NEIL Lennon eviscerated referee Bobby Madden after a controversial performance by the official did much to shape the outcome of yesterday’s 1-1 draw between St Mirren and Celtic.
The result means Celtic, who have moved 13 points clear at the top, can win the Scottish Premier League title this weekend, if they defeat Hibernian and Motherwell are at the same time beaten by St Mirren. However, this possibility seemed far from Lennon’s thoughts yesterday at St Mirren Park as he ranked Madden’s display as “the most appalling refereeing performance I have seen for a long, long time”.
Lennon said he could barely believe that one official “could get so many decisions so wrong”.
The manager viewed it as further evidence of a broader slipping in standards of refereeing in Scotland, as he returned to a theme that dominated his first full season as Celtic manager. Lennon sounded eager to make contact with John Fleming, the head of refereeing development, at the earliest opportunity. “I’d like to think I’ll have a chat with John, but I’d think John will have plenty of phone calls tonight from a lot of people and plenty of emails to answer, too,” he said.
“I am concerned about the standard of refereeing,” he added. “I’ve kept my counsel on it for a couple of months but there have been some really bizarre decisions, not just against my team but in the game generally. They have baffled me.

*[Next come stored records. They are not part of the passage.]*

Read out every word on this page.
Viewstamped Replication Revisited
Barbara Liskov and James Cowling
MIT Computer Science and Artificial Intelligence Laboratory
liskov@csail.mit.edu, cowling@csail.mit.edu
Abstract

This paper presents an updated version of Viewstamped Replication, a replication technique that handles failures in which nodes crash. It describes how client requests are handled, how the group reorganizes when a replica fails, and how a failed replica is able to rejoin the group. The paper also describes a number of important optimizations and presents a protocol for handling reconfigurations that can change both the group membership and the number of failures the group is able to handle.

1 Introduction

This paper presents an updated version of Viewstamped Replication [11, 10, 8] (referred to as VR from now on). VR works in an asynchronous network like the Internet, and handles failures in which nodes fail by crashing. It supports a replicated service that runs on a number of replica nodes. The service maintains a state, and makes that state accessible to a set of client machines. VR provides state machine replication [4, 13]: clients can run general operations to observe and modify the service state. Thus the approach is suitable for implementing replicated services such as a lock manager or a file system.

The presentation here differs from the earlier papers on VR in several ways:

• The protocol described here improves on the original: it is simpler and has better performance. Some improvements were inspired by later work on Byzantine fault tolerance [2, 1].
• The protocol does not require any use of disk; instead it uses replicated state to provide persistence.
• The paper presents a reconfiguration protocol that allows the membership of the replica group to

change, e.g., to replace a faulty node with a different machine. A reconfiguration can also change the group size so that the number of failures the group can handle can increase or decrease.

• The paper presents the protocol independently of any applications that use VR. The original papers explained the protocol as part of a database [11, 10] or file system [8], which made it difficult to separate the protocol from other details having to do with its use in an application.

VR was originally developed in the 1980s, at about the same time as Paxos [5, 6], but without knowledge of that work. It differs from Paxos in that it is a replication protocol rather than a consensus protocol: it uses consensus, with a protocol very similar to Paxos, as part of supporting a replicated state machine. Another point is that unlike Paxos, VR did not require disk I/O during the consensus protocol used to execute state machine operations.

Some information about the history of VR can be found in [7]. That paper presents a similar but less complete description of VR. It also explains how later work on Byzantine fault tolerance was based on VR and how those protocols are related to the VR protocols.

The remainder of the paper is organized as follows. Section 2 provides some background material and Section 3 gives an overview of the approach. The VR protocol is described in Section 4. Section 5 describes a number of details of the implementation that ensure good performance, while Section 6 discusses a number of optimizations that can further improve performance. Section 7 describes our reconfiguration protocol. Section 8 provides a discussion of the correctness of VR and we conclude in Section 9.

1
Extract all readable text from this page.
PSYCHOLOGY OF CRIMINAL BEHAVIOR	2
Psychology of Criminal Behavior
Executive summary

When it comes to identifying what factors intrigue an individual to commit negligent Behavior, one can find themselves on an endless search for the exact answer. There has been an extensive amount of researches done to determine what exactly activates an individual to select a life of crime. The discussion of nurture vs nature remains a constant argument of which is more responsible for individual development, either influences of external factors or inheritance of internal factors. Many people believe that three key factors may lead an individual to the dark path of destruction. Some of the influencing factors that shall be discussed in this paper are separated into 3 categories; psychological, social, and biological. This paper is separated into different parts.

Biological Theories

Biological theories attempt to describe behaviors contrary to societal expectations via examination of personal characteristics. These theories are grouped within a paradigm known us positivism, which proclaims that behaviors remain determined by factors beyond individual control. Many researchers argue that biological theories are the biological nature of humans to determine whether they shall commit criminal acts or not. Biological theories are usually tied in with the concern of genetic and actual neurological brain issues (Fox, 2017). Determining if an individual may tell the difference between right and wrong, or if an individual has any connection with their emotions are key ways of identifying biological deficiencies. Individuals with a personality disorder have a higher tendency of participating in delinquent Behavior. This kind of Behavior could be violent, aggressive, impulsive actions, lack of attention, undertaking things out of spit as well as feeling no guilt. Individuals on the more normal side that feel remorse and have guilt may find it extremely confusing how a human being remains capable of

“It’s just been in the last couple of months but today has been by far the most blatant performance I have seen,” he added. “It was really poor.”
According to Lennon, Madden was poor for both sides, although the Celtic manager’s main gripe concerned the straight red card that was shown to Victor Wanyama, ten minutes after half-time. The midfielder was sent off for what Madden interpreted as a dangerous tackle on Paul McGowan, who later scored St Mirren’s equaliser from the penalty spot after another contentious decision.
Emilio Izaguirre’s challenge on Ismael Goncalves on 80 minutes looked to have occurred outside the box, and there was doubt whether contact had even been made. Madden was accused of trying to balance things up after he missed a hand-ball offence by Georgios Samaras in the first half. “Two wrongs don’t make a right so if he has done that then it’s even worse,” said Lennon. “The sending off is ridiculous and it’s changed the game.” The Celtic manager confirmed that the club will be appealing the red card.
“For me, St Mirren should have had a penalty,” Lennon added. “It was a clear handball. You don’t get many as clear-cut as that, so we dodged a bullet there. Then I see [Beram] Kayal getting wrestled into the advertising hoardings in front of the linesman and no free kick is given. Two seconds later, I’ve got a man sent off for nothing.
“The penalty St Mirren did get was outside the box and there was no contact. I’m delighted we got a point out of it, but there is no doubt the referee’s decisions ruined what could have potentially been a very good game. The sending-off changed the course of the game – and ruined it as a spectacle. Their dug-out was claiming everything. Anything that went against them, they were up in arms about it. Maybe that affected the referee’s performance, I don’t know.”
Danny Lennon, one of the occupants of that dug-out, was not quite as outspoken as his namesake afterwards, although he did admit he was “a wee bit irate” at St Mirren having a goal chalked off in the first half, after Paul Dummett was judged to have fouled goalkeeper Fraser Forster.
“There were a lot of talking points and key moments within the game but I’d rather concentrate and speak about the good things that happened,” said Lennon, on the day St Mirren paraded the League Cup won just over a fortnight ago.
“Managers, players, supporters – we can all have bad days, the same with officials,” he added. “We know the difficult job they have. Once they sit back and watch that I believe they’ll pick up one or two things that they can improve on.”